• Bhaswati Choudhury,
• Judith Johnson
• Subrata Roy

ABSTRACT

Enhanced distribution of atmospheric surface dielectric barrier discharge (SDBD) generated ozone in air for effective decontamination is examined. This is achieved through experimental measurement and numerical prediction of the flow and ozone distribution produced by surface DBD plasma reactors kept in a closed chamber. This study provides an alternative technique for decontamination of assembly cleanroom facilities and spacecraft components. Conventional methods like dry heat microbial reduction and vapor phase hydrogen peroxide used in spacecraft related decontamination lead to thermal and chemical damage of sophisticated materials. Advantages associated with atmospheric DBD plasma decontamination like low temperatures, no organic-residuals and design flexibility make it a potential alternative to these methods. In this study, spore forming bacterial species, Bacillus subtilis, which is commonly used in planetary protection studies was used as the test organism. Significant reduction (~78%) of bacterial concentrations in the inoculated volume of air was observed using the comb shaped DBD plasma reactor. Increased reduction (~98%) was observed when the same reactor was used in conjunction with an external fan for better ozone distribution.
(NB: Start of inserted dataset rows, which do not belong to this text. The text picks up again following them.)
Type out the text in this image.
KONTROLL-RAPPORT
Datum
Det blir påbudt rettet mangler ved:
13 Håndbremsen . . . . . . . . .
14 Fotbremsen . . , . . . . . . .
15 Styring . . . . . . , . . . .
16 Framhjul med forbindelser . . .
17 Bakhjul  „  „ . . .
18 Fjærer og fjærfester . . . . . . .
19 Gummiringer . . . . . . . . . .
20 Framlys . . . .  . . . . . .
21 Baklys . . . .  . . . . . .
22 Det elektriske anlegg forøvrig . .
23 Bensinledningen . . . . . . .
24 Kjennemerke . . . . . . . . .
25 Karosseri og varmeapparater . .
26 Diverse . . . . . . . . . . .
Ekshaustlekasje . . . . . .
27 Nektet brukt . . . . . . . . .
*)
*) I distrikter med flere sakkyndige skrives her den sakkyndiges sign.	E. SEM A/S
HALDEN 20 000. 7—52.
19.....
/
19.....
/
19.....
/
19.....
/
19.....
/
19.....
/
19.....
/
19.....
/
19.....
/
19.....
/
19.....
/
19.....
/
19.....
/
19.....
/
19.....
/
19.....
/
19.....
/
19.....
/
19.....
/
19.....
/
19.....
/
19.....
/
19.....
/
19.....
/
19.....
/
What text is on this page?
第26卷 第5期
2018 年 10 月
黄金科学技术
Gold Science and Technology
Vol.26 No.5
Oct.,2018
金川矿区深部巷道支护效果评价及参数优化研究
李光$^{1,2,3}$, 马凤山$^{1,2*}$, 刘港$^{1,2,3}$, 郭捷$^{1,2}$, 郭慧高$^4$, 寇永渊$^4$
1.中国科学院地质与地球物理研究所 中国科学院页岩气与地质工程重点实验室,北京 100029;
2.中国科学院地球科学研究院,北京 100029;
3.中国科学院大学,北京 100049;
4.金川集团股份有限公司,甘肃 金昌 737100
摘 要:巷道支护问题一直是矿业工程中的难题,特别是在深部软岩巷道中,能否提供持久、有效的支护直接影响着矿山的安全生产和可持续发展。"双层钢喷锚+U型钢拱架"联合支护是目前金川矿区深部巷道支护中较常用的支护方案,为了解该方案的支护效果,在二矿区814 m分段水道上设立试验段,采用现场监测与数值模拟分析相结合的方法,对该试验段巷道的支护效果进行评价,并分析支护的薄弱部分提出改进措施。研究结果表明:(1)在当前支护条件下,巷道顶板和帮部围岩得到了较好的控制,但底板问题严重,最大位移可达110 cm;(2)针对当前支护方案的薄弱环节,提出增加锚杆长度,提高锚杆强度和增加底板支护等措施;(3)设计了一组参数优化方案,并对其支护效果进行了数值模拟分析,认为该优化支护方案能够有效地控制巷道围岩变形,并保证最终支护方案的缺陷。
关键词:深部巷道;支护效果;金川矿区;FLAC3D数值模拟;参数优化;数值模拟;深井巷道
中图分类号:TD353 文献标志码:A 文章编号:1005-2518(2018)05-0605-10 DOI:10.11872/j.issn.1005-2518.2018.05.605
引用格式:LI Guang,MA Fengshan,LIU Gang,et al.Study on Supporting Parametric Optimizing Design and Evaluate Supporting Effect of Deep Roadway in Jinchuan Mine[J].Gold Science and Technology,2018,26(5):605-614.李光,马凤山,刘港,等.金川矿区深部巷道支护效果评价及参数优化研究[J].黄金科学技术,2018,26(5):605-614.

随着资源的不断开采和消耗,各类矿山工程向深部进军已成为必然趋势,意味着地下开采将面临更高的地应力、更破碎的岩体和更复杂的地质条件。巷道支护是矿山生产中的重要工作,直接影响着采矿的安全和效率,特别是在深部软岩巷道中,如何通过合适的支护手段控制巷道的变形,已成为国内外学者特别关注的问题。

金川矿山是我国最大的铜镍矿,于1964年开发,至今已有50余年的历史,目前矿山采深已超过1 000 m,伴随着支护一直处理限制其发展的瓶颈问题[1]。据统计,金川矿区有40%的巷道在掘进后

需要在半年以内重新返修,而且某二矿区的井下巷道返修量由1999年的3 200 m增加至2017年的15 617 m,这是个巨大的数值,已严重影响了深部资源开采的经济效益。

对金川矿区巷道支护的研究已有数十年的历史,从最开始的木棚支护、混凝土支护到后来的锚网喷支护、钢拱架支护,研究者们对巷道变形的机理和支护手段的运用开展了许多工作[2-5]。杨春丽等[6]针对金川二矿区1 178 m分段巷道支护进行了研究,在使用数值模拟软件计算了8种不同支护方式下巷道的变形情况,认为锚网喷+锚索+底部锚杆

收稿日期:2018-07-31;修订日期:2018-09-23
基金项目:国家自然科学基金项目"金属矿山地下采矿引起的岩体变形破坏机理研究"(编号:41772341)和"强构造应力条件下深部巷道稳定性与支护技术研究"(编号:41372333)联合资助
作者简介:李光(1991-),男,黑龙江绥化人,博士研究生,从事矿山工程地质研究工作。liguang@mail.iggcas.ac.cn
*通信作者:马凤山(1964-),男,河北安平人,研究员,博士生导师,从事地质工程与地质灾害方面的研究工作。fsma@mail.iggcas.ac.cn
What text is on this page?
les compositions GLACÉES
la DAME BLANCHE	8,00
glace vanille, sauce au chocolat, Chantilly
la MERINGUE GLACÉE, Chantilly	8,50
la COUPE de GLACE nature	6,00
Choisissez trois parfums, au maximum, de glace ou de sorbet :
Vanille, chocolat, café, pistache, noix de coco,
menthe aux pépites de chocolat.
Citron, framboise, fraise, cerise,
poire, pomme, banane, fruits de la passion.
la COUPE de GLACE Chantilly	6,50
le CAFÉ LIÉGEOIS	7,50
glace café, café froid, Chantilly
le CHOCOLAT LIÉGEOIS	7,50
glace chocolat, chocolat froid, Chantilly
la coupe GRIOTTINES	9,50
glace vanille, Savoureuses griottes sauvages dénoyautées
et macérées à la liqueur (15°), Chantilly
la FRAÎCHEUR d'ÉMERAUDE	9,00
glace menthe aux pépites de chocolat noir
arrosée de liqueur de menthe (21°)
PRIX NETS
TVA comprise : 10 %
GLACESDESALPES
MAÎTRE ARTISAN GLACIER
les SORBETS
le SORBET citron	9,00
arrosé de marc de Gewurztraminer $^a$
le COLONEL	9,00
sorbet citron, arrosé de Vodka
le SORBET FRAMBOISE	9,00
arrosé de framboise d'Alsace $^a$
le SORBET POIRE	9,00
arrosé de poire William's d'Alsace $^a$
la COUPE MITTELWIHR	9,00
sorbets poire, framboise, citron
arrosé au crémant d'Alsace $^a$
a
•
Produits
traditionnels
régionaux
Considering this, a recently developed DBD configuration called the fan SDBD reactor can be used instead of the external fan to obtain better ozone distribution leading to lower ozone requirements and energy consumption. For this purpose, ozone distribution in a chamber with the comb and fan SDBD reactor were compared experimentally. The fan SDBD reactor uniformly distributed ozone from the center towards the walls of the chamber with higher ozone concentrations at the center. In contrast, the comb SDBD reactor pushed the ozone towards one of the walls resulting in biased distribution with higher concentrations in one direction. These results suggest that the fan reactor is better suited for decontamination applications like sterilization of space craft components where a more uniform decontamination is preferred requiring less ozone concentrations. Preliminary simulation results of flow and ozone distribution by the comb and fan reactors up till 10 seconds of powering up are validated with experimental data. Such numerical simulations of ozone distribution resulting from different SDBD configurations can be used to develop and optimize reactor configurations for planetary protection decontamination applications.